La religión paródica del Espagueti Volador -o pastafarismo- nació en 2005 en Estados Unidos, donde acaba de ser desechada como oficial por una juez. Actualmente sólo está reconocida en Nueva Zelanda y Holanda. Su creador, el físico Bobby Henderson, utilizó este instrumento satírico durante la era Bush para criticar a las religiones que el Gobierno de su país consideraba oficiales y que, en opinión de Henderson, recibían beneficios arbitrarios respecto al resto de asociaciones ciudadanas. A partir de ahí se ha extendido a todo el mundo bajo el dogma de que la pasta es «un don» con el que el Espagueti Volador «ha obsequiado a los seres humanos».

En España es un fenómeno minoritario, a pesar de que ya intentó registrarse como oficial en 2010. Sin embargo, quiere hacerse oír con pequeños gestos reivindicativos. Este lunes exigieron por escrito al Ayuntamiento de Alicante que les preste la banda de música municipal para una homilía (la Bendición de las Aguas del Mar) que se celebra el 8 de mayo en el espigón de la playa del Cocó.

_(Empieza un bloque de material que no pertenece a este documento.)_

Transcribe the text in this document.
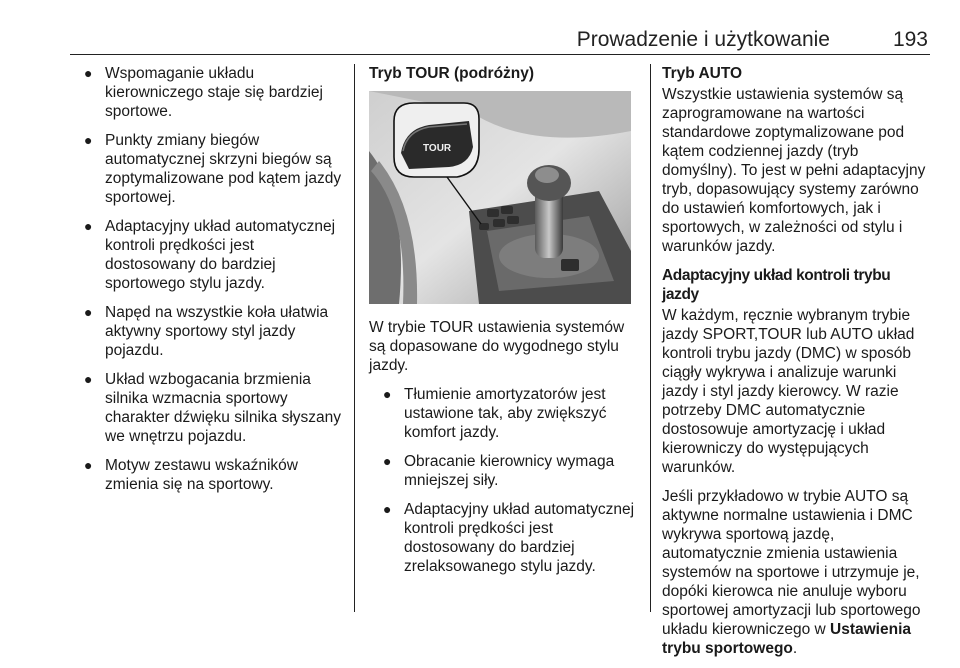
Prowadzenie i użytkowanie	193
● Wspomaganie układu kierowniczego staje się bardziej sportowe.
● Punkty zmiany biegów automatycznej skrzyni biegów są zoptymalizowane pod kątem jazdy sportowej.
● Adaptacyjny układ automatycznej kontroli prędkości jest dostosowany do bardziej sportowego stylu jazdy.
● Napęd na wszystkie koła ułatwia aktywny sportowy styl jazdy pojazdu.
● Układ wzbogacania brzmienia silnika wzmacnia sportowy charakter dźwięku silnika słyszany we wnętrzu pojazdu.
● Motyw zestawu wskaźników zmienia się na sportowy.
Tryb TOUR (podróżny)
TOUR

W trybie TOUR ustawienia systemów są dopasowane do wygodnego stylu jazdy.

● Tłumienie amortyzatorów jest ustawione tak, aby zwiększyć komfort jazdy.
● Obracanie kierownicy wymaga mniejszej siły.
● Adaptacyjny układ automatycznej kontroli prędkości jest dostosowany do bardziej zrelaksowanego stylu jazdy.
Tryb AUTO

Wszystkie ustawienia systemów są zaprogramowane na wartości standardowe zoptymalizowane pod kątem codziennej jazdy (tryb domyślny). To jest w pełni adaptacyjny tryb, dopasowujący systemy zarówno do ustawień komfortowych, jak i sportowych, w zależności od stylu i warunków jazdy.

Adaptacyjny układ kontroli trybu jazdy

W każdym, ręcznie wybranym trybie jazdy SPORT,TOUR lub AUTO układ kontroli trybu jazdy (DMC) w sposób ciągły wykrywa i analizuje warunki jazdy i styl jazdy kierowcy. W razie potrzeby DMC automatycznie dostosowuje amortyzację i układ kierowniczy do występujących warunków.

Jeśli przykładowo w trybie AUTO są aktywne normalne ustawienia i DMC wykrywa sportową jazdę, automatycznie zmienia ustawienia systemów na sportowe i utrzymuje je, dopóki kierowca nie anuluje wyboru sportowej amortyzacji lub sportowego układu kierowniczego w Ustawienia trybu sportowego.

Lo que piden los pastafaris es simple: que toquen el «himno Paquito el Chocolatero» y «otras obras» entre las 12.00 y las 14.00 horas, acompañando las palabras del «reverendo Paster Tiamat». Y argumentan que el consistorio, gobernado por un tripartito de izquierdas, ya ha cedido el uso de la banda a «otras confesiones», en un claro guiño a la participación de los músicos en las procesiones celebradas en Semana Santa.

La presencia de los trabajadores públicos en este tipo de actos ha provocado polémica entre los socios de Gobierno, especialmente porque el área del que dependen (Cultura, controlada por Guanyar) está en contra de usar recursos públicos en cualquier tipo de actos religiosos. De hecho, en la formación de izquierdas consideran que la participación pública «es inconstitucional».

Ahora se enfrentan al dilema de dar una respuesta oficial a los pastafaris, quienesse despiden animando a los escépticos a probar sus ocho majamientos «durante 30 días». «Si no te gusta probablemente tu antigua religión te acepte de nuevo», dicen.